Of course, that amount of sugar lead to some erratic behavior all weekend - including a crying tirade that couldn't be consoled, followed by a sudden change in emotion whereby he was just cracking up laughing at... whatever. Zoe tended to handle the candy a little more in stride. She didn't have as much of an adverse effect by the sugar, she just looked like she was enjoying her jellybeans.

Yesterday we spent the majority of the day at my mother-in-law's, who got a cute new puppy that had that puppy bounce in his steps, perfect for pouncing on my brother-in-law's dashund, who was also recently acquired. This is in addition to another dashund who was already living in the house, and another dog that looks like a mutated mop, and very much smelled like one too.

Because I had spent so much time last week just being exhausted, sitting on the couch and doing absolutely nothing rendered me sleepy for most of the visit, napping through a neighbor's visit and pretty much whenever nobody was talking to me.
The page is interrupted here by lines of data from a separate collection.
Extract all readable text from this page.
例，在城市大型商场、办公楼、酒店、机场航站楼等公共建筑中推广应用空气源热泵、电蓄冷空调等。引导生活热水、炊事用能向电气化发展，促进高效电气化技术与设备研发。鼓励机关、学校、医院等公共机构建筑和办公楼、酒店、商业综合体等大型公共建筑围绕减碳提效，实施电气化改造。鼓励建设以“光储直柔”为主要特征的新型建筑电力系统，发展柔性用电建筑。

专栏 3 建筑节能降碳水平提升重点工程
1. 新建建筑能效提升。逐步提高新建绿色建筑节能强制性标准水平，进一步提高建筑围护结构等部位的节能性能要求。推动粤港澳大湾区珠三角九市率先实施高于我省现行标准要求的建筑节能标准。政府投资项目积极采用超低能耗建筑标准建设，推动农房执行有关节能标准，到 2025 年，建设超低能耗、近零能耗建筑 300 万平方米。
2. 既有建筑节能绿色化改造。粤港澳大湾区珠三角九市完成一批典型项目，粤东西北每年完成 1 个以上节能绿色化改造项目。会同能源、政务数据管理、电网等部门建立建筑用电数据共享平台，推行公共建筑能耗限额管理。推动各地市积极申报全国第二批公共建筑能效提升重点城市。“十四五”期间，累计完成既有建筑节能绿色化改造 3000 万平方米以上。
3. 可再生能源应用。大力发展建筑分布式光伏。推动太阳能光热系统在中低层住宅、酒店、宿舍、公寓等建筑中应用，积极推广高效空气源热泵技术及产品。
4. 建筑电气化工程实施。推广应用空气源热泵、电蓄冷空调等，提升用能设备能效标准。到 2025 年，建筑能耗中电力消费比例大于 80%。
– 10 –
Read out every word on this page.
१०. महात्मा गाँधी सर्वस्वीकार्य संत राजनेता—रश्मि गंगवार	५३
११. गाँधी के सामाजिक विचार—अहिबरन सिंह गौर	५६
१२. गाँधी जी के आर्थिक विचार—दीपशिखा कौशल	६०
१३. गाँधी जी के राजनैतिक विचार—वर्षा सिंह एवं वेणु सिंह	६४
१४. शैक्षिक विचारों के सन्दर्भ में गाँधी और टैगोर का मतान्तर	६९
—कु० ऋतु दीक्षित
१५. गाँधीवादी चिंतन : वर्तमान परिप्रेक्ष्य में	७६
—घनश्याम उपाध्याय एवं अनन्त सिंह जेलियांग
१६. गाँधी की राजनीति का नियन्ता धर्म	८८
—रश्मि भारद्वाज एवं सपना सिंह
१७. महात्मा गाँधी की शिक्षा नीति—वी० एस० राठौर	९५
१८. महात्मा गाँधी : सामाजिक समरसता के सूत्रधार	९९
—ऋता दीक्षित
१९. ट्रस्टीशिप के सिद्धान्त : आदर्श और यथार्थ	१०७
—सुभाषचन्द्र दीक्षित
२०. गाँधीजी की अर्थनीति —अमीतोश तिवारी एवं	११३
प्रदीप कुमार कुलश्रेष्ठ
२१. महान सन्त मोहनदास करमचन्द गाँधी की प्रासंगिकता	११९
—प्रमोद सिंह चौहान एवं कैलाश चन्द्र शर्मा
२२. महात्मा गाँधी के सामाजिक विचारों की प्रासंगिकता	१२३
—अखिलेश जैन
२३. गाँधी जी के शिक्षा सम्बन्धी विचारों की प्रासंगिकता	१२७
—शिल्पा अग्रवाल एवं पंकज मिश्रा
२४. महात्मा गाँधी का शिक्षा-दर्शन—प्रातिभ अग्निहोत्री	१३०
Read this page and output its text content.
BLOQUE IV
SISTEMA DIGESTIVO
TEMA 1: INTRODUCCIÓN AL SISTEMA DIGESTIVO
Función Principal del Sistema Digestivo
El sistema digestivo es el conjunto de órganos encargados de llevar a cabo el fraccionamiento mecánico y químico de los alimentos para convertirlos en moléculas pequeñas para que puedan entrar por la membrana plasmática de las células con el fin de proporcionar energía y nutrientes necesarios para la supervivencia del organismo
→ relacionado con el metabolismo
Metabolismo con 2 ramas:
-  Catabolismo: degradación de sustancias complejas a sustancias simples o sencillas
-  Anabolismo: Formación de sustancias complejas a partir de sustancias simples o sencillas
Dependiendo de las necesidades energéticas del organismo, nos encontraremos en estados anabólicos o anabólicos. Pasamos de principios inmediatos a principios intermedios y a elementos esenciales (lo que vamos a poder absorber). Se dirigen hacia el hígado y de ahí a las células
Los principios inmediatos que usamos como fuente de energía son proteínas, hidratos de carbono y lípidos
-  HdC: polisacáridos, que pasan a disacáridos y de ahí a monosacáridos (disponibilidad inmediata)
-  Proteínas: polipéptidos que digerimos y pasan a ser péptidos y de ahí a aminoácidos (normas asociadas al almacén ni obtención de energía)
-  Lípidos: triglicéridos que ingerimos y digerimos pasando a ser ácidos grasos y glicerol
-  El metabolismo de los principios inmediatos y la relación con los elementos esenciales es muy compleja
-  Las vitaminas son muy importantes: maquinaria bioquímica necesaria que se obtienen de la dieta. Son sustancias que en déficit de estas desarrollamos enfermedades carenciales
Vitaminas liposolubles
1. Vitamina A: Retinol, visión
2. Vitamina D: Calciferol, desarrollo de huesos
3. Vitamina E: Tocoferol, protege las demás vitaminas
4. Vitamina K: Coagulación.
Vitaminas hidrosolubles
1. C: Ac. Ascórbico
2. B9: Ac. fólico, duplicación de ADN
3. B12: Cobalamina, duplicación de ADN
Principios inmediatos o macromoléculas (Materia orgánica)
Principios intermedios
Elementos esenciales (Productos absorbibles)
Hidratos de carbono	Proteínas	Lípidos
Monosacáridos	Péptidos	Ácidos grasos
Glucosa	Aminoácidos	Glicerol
I did however, regretfully see the two new dogs discover a fun new game called genital licking.

See, the male puppy still had nursing instincts, and the older dashund was a male who probably didn't mind a little muscle swirling around his wang. They were quite involved in the frolicking, struggling, and licking of parts that my brother-in-law commented that it was like Brokeback Mountain: Dog Edition.

The kids had yet another hunt with hard-boiled eggs at my mother-in-law's, which brought the grand total to 3 hunts in two days. They were completely exhausted by the time they got home, and I was estastic at all the cool photos I took with my new camera. Some of them were just exceptionally clear and vivid, making me so darn happy that I wish I had a puppy around.

Sunday, April 16, 2006

Fifth Eye is now upgraded. New look, new photos with my new camera, taken with my new bionic arm.

Twannnnnngggggg. (Six Million Dollar Man sound effect here.)